You are viewing a plain text version of this content. The canonical link for it is here.

Posted to user@nutch.apache.org by EM <em...@cpuedge.com> on 2005/09/23 07:44:47 UTC

Re: How can I recover an aborted fetch process

You cannot resume failed fetch.
You can either 1. restart it, 2. use whatever's fetched so far.

To perform 2 you'll need to create 'fetcher.done' in the segment 
directory. To do this, simply:
#cd <your segment directory>
#touch fetcher.done
the 'touch' command will create the file (size 0 bytes).

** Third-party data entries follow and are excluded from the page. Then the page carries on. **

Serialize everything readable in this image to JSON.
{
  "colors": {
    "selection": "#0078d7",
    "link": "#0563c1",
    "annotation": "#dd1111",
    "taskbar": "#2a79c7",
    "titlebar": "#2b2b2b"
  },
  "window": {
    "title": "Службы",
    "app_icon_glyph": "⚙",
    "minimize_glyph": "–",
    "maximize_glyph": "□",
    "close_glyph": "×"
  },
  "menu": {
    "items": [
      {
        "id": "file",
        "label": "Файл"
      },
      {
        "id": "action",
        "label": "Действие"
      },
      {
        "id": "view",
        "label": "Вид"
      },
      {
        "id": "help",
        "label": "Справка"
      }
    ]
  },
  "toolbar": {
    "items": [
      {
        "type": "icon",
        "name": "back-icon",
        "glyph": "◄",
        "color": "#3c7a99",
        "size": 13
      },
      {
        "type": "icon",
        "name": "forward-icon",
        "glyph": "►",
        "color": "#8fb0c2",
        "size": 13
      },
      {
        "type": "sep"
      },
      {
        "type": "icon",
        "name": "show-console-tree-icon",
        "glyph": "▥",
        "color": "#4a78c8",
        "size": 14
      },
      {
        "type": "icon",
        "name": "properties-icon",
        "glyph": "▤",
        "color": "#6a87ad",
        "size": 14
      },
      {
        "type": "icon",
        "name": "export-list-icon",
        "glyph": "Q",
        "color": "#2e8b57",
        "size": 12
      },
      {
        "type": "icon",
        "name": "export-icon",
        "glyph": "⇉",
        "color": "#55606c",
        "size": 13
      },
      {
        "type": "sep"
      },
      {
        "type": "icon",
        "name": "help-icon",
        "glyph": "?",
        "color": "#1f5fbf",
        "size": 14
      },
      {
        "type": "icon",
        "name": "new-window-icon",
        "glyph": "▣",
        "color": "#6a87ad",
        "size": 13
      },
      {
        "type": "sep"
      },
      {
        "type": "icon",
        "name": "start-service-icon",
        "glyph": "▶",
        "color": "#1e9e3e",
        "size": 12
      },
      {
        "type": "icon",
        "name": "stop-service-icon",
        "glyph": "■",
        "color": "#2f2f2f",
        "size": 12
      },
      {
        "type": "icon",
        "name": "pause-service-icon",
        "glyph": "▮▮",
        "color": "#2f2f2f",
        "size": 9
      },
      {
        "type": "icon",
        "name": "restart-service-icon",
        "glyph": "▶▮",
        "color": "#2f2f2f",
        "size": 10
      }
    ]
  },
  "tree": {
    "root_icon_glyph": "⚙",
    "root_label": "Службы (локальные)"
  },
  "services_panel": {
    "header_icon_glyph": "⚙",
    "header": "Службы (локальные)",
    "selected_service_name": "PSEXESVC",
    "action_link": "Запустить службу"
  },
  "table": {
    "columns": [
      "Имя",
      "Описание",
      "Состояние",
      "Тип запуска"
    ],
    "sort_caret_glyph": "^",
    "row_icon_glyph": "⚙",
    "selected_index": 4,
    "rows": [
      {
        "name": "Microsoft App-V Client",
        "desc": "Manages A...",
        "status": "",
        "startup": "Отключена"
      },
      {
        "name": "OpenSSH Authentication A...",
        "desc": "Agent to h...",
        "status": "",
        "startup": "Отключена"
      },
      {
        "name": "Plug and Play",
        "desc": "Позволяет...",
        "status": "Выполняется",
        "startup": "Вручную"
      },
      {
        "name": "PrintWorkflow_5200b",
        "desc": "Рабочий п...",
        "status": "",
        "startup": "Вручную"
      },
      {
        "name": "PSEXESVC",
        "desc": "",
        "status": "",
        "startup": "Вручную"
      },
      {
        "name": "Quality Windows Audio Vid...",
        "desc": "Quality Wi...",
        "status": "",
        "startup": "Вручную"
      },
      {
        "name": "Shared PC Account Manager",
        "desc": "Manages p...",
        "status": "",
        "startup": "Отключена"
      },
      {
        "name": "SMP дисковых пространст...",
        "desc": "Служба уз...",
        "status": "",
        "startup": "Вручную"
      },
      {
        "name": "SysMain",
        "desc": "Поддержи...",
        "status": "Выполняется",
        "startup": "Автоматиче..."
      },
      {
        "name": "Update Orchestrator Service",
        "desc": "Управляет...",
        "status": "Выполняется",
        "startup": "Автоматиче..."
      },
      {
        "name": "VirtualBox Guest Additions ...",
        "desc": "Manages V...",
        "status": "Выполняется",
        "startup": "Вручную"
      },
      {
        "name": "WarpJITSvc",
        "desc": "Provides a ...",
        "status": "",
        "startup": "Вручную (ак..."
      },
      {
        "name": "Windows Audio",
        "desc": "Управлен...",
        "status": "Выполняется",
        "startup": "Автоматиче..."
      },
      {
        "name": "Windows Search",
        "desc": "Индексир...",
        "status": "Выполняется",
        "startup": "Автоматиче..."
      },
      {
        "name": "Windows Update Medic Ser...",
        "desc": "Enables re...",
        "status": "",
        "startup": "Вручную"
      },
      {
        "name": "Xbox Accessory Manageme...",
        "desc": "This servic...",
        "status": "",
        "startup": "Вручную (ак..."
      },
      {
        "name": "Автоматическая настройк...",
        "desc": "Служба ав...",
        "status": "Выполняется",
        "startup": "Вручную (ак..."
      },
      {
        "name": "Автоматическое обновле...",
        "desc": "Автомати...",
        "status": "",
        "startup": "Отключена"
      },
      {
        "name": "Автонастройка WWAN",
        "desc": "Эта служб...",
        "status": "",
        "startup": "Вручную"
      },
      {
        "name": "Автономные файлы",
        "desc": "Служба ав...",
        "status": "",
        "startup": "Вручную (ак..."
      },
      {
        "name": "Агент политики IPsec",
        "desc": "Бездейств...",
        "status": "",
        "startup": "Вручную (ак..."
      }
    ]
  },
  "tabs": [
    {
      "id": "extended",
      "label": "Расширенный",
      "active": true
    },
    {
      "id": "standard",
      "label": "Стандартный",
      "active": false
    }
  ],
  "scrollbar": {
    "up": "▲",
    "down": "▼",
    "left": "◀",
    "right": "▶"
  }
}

Once that's done, run updatedb.

Gal Nitzan wrote:

> Hi,
>
> In the FAQ there is the following answer and I really do not 
> understand it so I'm sure it is a good candidate for revision :-) .
>
> the answer as follows:
>
> >>>>You'll need to touch the file fetcher.done in the segment 
> directory.<<<<
>
> when a fetch is aborted there is no such file as fetcher.done at least 
> not on my system
>
> >>>> All the pages that were not crawled will be re-generated for 
> fetch pretty soon. <<<<
>
> How? (probably by calling generate?) what will re-generate it.
>
> >>>> If you fetched lots of pages, and don't want to have to re-fetch 
> them again, this is the best way.<<<<
>
> Please feel free to elaborate....
>
> Regards,
>
> Gal

Re: How can I recover an aborted fetch process

Posted by Gal Nitzan <gn...@usa.net>.

EM wrote:
> You cannot resume failed fetch.
> You can either 1. restart it, 2. use whatever's fetched so far.
>
> To perform 2 you'll need to create 'fetcher.done' in the segment 
> directory. To do this, simply:
> #cd <your segment directory>
> #touch fetcher.done
> the 'touch' command will create the file (size 0 bytes).
>
> Once that's done, run updatedb.
>
>
>
>
> Gal Nitzan wrote:
>
>> Hi,
>>
>> In the FAQ there is the following answer and I really do not 
>> understand it so I'm sure it is a good candidate for revision :-) .
>>
>> the answer as follows:
>>
>> >>>>You'll need to touch the file fetcher.done in the segment 
>> directory.<<<<
>>
>> when a fetch is aborted there is no such file as fetcher.done at 
>> least not on my system
>>
>> >>>> All the pages that were not crawled will be re-generated for 
>> fetch pretty soon. <<<<
>>
>> How? (probably by calling generate?) what will re-generate it.
>>
>> >>>> If you fetched lots of pages, and don't want to have to re-fetch 
>> them again, this is the best way.<<<<
>>
>> Please feel free to elaborate....
>>
>> Regards,
>>
>> Gal
>
>
>
> .
>
Thanks EM...